Several years ago in the socialist paradise of Venezuela the government announced they were going to implement stricter gun control to curb crime:
Caracas, Venezuela, July 2, 2006–The Venezuelan Ministry of Justice announced the creation of a new firearms control plan on Wednesday, in an attempt to decrease excessive violence in Venezuela. The plan will be presented to Venezuelan President Hugo Chavez in two weeks, and could begin to be implemented by the end of July.
According to official statistics, in the past three years there have been 11,643 (2003), 9,719 (2004), and 9,412 (2005) homicides, which is high, considering that Venezuela has a population of 27 Million people. The murder rate in Venezuela in 2005 was six times higher than in the United States.
So how has that plan been working out? Not so well:
The Venezuela Violence Observatory says at least 19,336 people have been killed this year, an average of 53 a day.
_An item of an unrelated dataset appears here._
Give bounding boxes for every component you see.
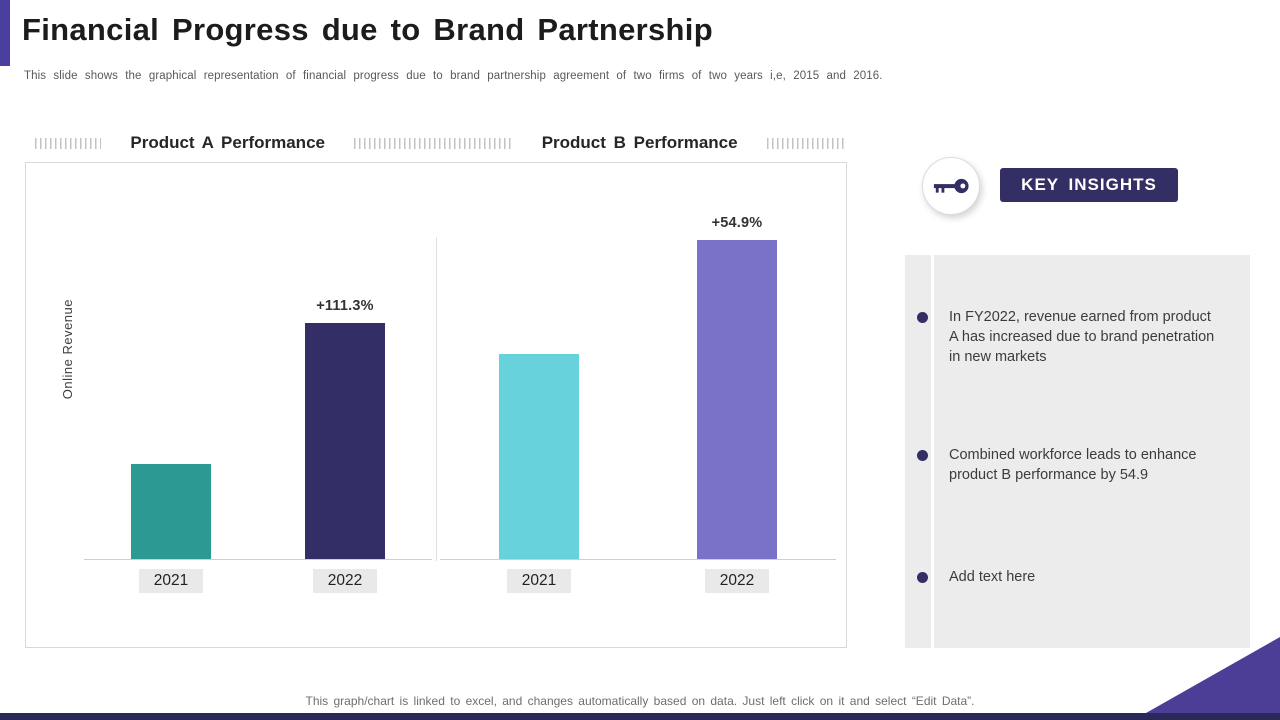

The figures suggest Venezuela’s murder rate is the highest in South America and four times that of Mexico.
While I love irony as much as the next person I wish people didn’t have to die in order to make a point. Gun control doesn’t work and it never will work. Six years after establishing stricter gun control laws to curb the country’s crime rate Venezuela leads South America in murder rates, even surpassing the drug cartel stricken state of Mexico.
The group did not give an overall reason for the rising violence, but said the problem was fuelled by impunity, with the great majority of killings going unpunished.
A high level of gun ownership is also a factor.
Emphasis mine. If a high level of gun ownership is a factor shouldn’t the murder rate have dropped after stricter gun control laws were implemented in 2006? The first linked story put the murder rates of Venezuela at 11,643 in 2003, 9,719 in 2004, and 9,412 in 2005. In 2011 there were 19,336 murders, an increase of roughly 10,000. If gun ownership rates were a contributing factor than the murder rate should be staying relatively steady or decreasing since stricter gun control laws were implemented. Instead they have more than doubled since 2005.